In Burma, the British, under intense pressure, made a fighting retreat from Rangoon to the Indo-Burmese border. This cut the Burma Road, which was the western Allies' supply line to the Chinese Nationalists. In March 1942, the Chinese Expeditionary Force started to attack Japanese forces in northern Burma. On 16 April, 7,000 British soldiers were encircled by the Japanese 33rd Division during the Battle of Yenangyaung and rescued by the Chinese 38th Division, led by Sun Li-jen.  

As the Chinese war effort progress against Japan through the alliance of Chinese Nationalists and Communists, cooperation between the Chinese Nationalists and the Communists, waned, particularly from its zenith in the June-October 1938 Battle of Wuhan, and the relationship between the two had gone sour as both attempted to expand their areas of operation in occupied territories. The Japanese exploited this lack of unity to press ahead in their offensives. 

On 2 November 1943, Isamu Yokoyama, commander of the Imperial Japanese 11th Army, deployed the 39th, 58th, 13th, 3rd, 116th and 68th Divisions, a total of around 100,000 troops, to attack Changde. During the seven-week Battle of Changde, the Chinese forced Japan to fight a costly campaign of attrition. Although the Imperial Japanese Army initially successfully captured the city, the Chinese 57th Division was able to pin them down long enough for reinforcements to arrive and encircle the Japanese. The Chinese then cut Japanese supply lines, provoking a retreat and Chinese pursuit. During the battle, Japan used chemical weapons. 

Although Japan, Germany, and Italy were nominally allies, there was little cooperation between the three, particularly between Japan and either Germany or Italy because of the distance of the Asian theaters from the European and North African theaters. In practice, there was little coordination between Japan and Germany until 1944, by which time the Allies had the Axis Powers on the defensive.. 


Cairo Conference


On 22 November 1943 US President Franklin D. Roosevelt, British Prime Minister Winston Churchill, and ROC Generalissimo Chiang Kai-shek, met in Cairo, Egypt to discuss a strategy to defeat Japan. The meeting was known as the Cairo Conference and concluded with the Cairo Declaration. This conference was one of a succession of wartime conferences among the Allied leaders toward the end of adjusting their strategies and cooperation as their war efforts progress against the Axis Powers. 


Black and white photo
The Allied leaders of the Asian and Pacific Theaters: Generalissimo Chiang Kai-shek, Franklin D. Roosevelt, and Winston Churchill meeting at the Cairo Conference in 1943 



Burma 1942–1943

Black and white photo
Generalissimo Chiang Kai-shek
and General Joseph Stilwell,
Allied Commander-in-Chief
in the China theatre
from 1942 to 1945 


In the aftermath of the Japanese conquest of Burma, there was widespread disorder and pro-Independence agitation in eastern India, as well as a disastrous famine in Bengal that ultimately caused up to 3 million deaths.

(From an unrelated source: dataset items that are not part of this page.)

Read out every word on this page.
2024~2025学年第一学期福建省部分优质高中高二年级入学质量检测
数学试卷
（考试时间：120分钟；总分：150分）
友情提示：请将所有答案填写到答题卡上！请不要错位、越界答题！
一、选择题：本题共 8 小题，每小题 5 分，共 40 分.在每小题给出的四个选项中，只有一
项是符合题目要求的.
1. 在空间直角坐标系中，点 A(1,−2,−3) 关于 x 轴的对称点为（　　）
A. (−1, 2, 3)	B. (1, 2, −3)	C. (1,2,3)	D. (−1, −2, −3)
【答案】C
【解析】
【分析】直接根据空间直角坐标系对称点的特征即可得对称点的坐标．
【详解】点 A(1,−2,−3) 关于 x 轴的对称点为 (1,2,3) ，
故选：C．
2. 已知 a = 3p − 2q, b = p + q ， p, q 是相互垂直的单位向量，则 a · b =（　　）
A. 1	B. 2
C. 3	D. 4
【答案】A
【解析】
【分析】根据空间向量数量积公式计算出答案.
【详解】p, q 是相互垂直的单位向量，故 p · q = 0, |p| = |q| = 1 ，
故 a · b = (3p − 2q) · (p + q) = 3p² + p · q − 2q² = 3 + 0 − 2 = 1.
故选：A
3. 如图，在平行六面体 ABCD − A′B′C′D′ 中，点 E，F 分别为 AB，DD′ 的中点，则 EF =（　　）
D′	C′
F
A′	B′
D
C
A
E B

In spite of these uprisings and issues, as well as inadequate lines of communication, British and Indian forces attempted limited counter-attacks in Burma in early 1943. An offensive in Arakan failed, shamefully in the view of some senior officers, while a long-distance raid mounted by the Chindits under Brigadier Orde Wingate suffered heavy losses. This was publicized to bolster Allied morale, and it provoked the Japanese to mount major offensives themselves the following year.

In August 1943 the Allies formed a new South East Asia Command (SEAC) to take over strategic responsibilities for Burma and India from the British India Command, under Wavell. In October 1943 Winston Churchill appointed Admiral Lord Louis Mountbatten as the Supreme Commander of the SEAC, and the British and Indian Fourteenth Army was formed to face the Japanese in Burma. Under Lieutenant General William Slim, its training, morale, and health greatly improved. The American General Joseph Stilwell, who also was deputy commander to Mountbatten and commanded US forces in the China Burma India Theater, directed aid to China and prepared to construct the Ledo Road to link India and China by land. In 1943, the Thai Phayap Army invasion headed to Xishuangbanna at China, but they were driven back by the Chinese Expeditionary Force.